Schlappschwanz, das hatte sein Vater oft gesagt. Langsam dämmerte Herrn Fipps, wie Recht sein Alter gehabt haben musste...
Iiiiiiihhhhh! Iiiiihhhhhh!
Müde schaute er aus dem Fenster auf den Qualm der Schornsteine. Kaum zu unterscheiden vom Dunst des Sonnenuntergangs. Fahles Gelb und wenig Rot. Ein Hoffnungsschimmer. Auch heute würde es dunkel werden. Seufzen. Tief ausatmen. Hoffentlich bald!

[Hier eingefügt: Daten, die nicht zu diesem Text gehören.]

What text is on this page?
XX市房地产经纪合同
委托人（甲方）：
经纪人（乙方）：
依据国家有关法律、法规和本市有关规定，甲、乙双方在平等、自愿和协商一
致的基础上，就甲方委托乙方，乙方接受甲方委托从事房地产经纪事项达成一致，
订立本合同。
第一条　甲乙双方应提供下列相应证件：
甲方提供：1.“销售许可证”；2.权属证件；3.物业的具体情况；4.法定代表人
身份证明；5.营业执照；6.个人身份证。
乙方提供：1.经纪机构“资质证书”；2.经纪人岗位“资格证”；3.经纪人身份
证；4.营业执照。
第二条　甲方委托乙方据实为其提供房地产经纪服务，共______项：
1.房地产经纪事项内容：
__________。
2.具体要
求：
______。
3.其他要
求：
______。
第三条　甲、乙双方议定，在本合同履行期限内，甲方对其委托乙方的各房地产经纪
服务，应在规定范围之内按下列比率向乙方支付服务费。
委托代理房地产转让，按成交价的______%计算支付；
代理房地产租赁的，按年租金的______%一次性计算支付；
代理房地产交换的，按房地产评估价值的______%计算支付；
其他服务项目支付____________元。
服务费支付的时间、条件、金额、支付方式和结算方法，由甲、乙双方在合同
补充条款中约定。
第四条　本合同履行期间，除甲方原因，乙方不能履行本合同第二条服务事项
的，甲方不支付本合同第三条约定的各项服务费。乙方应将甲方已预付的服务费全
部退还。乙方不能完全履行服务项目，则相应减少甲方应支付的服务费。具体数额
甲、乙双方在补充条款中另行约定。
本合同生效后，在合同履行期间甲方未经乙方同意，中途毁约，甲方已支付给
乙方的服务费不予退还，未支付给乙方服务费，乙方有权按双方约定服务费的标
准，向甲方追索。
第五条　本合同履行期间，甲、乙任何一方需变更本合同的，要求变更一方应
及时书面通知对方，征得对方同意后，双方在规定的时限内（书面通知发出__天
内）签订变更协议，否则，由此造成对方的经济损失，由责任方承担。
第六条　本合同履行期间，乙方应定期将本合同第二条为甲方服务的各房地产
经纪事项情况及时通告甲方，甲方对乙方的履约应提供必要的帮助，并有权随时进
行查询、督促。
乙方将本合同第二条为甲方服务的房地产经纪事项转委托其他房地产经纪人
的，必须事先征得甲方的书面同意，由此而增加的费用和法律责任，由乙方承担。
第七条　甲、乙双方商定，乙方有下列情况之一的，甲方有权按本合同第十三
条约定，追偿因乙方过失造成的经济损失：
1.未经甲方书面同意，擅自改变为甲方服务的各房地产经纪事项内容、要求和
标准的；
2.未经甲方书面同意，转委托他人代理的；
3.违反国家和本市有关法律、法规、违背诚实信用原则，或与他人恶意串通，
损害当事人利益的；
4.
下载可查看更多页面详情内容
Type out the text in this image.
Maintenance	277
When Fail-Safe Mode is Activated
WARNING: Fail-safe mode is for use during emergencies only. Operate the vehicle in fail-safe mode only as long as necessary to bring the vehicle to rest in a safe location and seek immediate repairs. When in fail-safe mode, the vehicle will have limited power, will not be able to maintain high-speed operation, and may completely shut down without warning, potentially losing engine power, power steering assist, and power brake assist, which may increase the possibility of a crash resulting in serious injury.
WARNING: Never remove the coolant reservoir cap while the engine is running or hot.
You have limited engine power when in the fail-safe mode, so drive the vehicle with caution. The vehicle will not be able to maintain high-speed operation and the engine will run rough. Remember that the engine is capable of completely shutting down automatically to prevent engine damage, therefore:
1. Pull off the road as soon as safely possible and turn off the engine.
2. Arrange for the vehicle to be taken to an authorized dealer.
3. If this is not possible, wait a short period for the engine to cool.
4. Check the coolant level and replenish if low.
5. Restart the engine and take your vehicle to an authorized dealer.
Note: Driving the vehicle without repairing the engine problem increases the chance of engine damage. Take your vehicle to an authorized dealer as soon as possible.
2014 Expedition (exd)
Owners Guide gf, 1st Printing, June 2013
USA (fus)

Iiiiiiiiiihhhhh! Iiiiiiiih!
Ob er einfach das Messer nehmen sollte? Der Gedanke kam ihm nicht zum ersten Mal. Er war so etwas wie sein letztes Rückzugsgefecht geworden. Zuverlässig da, wenn die Schatten, die über die Küchenwand krochen, länger wurden. Er tastete nach dem Griff der Schublade, in dem es lag. Auch dieses Mal ließ er sie geschlossen. Was, wenn er nicht schnell genug wäre? Er seufzte und angelte nach dem Feuerzeug. Fischte nach einer Kippe im Ascher, die noch etwas länger war als ihr plattgedrückter Filter. Mühsam putzte er die Asche davon ab und versuchte, den Filter wieder zurecht zu drücken.
Iiiiiiiiiihhhhhh!
Ob es jemals vorbei wäre, bevor er wahnsinnig würde oder tot? Er hatte nicht einmal ihre Telefonnummer. Sie hatten keine weiteren Worte gewechselt und der Kaffee war niemals getrunken worden. Er seufzte. Darauf hatte er ganz schön lange gewartet. Endlose Tage, Wochen und dann... Wie blöd von ihm! Dass sie niemals vor hatte, das Versprechen in ihrem Lächeln einzulösen, das hätte er eigentlich voraus sehen müssen. Aber dass es so schlimm werden würde...
Iiiiiiiiihhhhhhhhhhhh, wuwuwuwuiiiiiiiiii, wuwuwuuwuu!
Der Schlüssel im Schloss.
Iiiiiiiwuwuwuwwuiiiiiiiiiiiiiiiii!
Absätze klackernd auf dem Linoleum im Hausflur.
Hähähäuuuuuuuuuwuwiwuwiwuwuwuiiiiii!
„Jajaja, bist ja mein Lieber!“
Endlich.
Herr Fipps atmete tief ein. Wischte sich mit dem Ärmel den Schweiß von der Stirn. Erhob sich zögernd vom Küchenstuhl, schleppte sich zum Fenster und zurück zum Tisch.
Iiiiihhhhwuwuwu!
Die Töne überschlugen sich. Trappeln und hecheln. Kratzen an der Wohnungstür. Leicht quietschend öffnete sie sich.
Er wischte sich den Schweiß von der Stirn.
Die Tür wurde geöffnet. Ja!
Wuwuwuwuiiiwuwu!
„Herr Fipps, ich bin's, ich nehm Schatzimausi jetzt mit!“ Frau Meise säuselte durch die geschlossene Küchentür.
Er antwortete nicht. Stieß die angehaltene Luft langsam aus. Schaute den Rauchringen nach, die zum Fenster strebten. Senkte den Blick auf den Gipps an seinem linken Arm. Das war das letzte Mal passiert, als er die Tür zu seinem Flur geöffnet hatte. Zu früh. Schatzi hatte nicht lange gefackelt. Schatzi! Er stöhnte. Erst, als er hörte, dass die Wohnungstür ins Schloss fiel und er die klackernden Absätze ihrer Stilettos mit dem dumpfen Tapptapp vereint hörte, sprang er auf und rannte ins Badezimmer. Erleichtert ließ er die Hose runter und nahm auf der Toilette Platz. Wie lange noch, dachte er, wie lange noch? Er seufzte, wenigstens würde er bis morgen früh schlafen können. Bis sie ihm wieder den Rottweiler brächte. Und er in seinem Flur auf Frauchens Rückkehr warten würde.
Herr Fipps seufzte. Dann ließ er den Kopf hängen und schlief erschöpft ein.